An area of Derbyshire in the midst of a "significant outbreak" of the Indian Covid-19 variant may be getting surge vaccinations.
The measure involves the waiving of usual rules restricting jabs to certain age groups, in favour of vaccinating as many people as possible quickly. It is used when there is a particularly large local outbreak of Covid, such as a recent one in Bolton.
Robert Largan, High Peak MP, raised the prospect of surge vaccinations for the Gamesley area in Glossopdale in the High Peak during a session in Parliament today (May 25).
He also said that local restrictions, which Glossopdale previously had before any other area in Derbyshire, do not work.
In response, Nadhim Zahawi, Covid vaccines minster, said that he would work with Mr Largan on the move for a pop-up hub in Gamesley in a bid to help get as many people as possible their second jab doses.
Mr Largan said in Parliament: “The experience over the last year has shown that local lockdowns aren’t effective, as cases simply rocket in the areas immediately outside of where the local restrictions are.
“With this in mind and to get ahead of the curve, this morning I have been in discussions with Derbyshire County Council and my local director of public health to establish a pop-up vaccination site in Gamesley, where there has been a high number of new cases, so that we can deliver surge vaccination.
“Will the vaccine minister work with me and my local director of public health and the NHS to ensure we get the doses we need to get everyone in the High Peak vaccinated as soon as possible?”
Mr Zahawi responded: “My Honorable Friend is absolutely right.
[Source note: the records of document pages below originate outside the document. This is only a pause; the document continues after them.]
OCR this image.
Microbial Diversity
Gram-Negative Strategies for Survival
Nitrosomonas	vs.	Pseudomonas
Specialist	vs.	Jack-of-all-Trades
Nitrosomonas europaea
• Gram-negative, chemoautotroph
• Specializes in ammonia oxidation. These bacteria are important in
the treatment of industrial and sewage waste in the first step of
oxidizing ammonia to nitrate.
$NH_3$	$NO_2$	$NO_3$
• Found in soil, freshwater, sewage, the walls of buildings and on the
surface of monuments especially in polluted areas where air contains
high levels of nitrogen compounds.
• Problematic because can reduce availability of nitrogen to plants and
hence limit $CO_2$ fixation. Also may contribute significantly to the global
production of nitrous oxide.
The important thing is to get everyone who is eligible vaccinated and get those who need their second dose to get their second dose within that eight-week period, because that is the way we will control this variant.
“I would very happily work with him on any local initiative that he is working on.”
Mr Zahawi also reiterated that eight areas of the UK in which there are heightened levels of the Indian variant detecting are getting and will continue to receive “turbo-charged” Covid vaccinations.
Last week Derbyshire County Council raised the alarm over rising Covid-19 cases in the Glossopdale area, with 14 incidents of the Indian variant detected – representing almost the entire number of these cases in the county.
An additional testing centre has now been set up in Glossop, at the sports pitch opposite the Army Cadet building on Fauvel Road.
This was accompanied by a push from Dean Wallace, the county’s director of public health, for everyone aged 16 and over who lives or works in the Gamesley area to get tested for the virus – regardless of whether they have symptoms or not.
Last week, Mr Wallace told the Local Democracy Reporting Service that he would welcome the ability to surge vaccinations in key areas, such as those with higher rates of cases, including the Indian variant, and those which have a higher risk profile – such as deprivation levels.
He also said there had been a small “uptick” in cases in the Glossop area and that he expected the Indian variant to become the dominant strain in Derbyshire.
The Glossop area has previously been a cause for concern ahead of the rest of the county and was the first to be put into localised restrictions last October – the only sub-borough area in England to receive them.
Previous issues with high Covid cases in Glossopdale have been attributed to the area’s close links to neighbouring Tameside and Greater Manchester, with residents travelling there for work, education and leisure, as opposed to the rest of Derbyshire.
This link had been picked up by county council health officials and was missed by national test and trace teams, Mr Wallace previously said.
Cllr Jean Wharmby, a county councillor for the Glossop area, said she was “extremely concerned” about the local Covid-19 outbreak and urged residents to get tested and stick to government guidelines.
Cllr Rob Baker, who represents the nearby Tintwistle ward on the borough council, said: “I know that numbers are fairly low although they are growing faster in Glossopdale than they are elsewhere, which is obviously concerning.
“It is a worry but it seems like everybody is taking the right steps to get on top of it, and there were certainly an awful lot of people going through the vaccine centre at the cricket club (in North Road, Glossop), they seem to be working really hard to see as many people as possible.
“It is all about being wary and urging caution.”
Government data for hyper-local areas shows there were eight Covid-19 cases detected in the Hadfield West & Gamesley area up to May 19, with nine in Hadfield East & Tintwistle; four in Dinting, Simmondley & Charlesworth; and four in Glossop.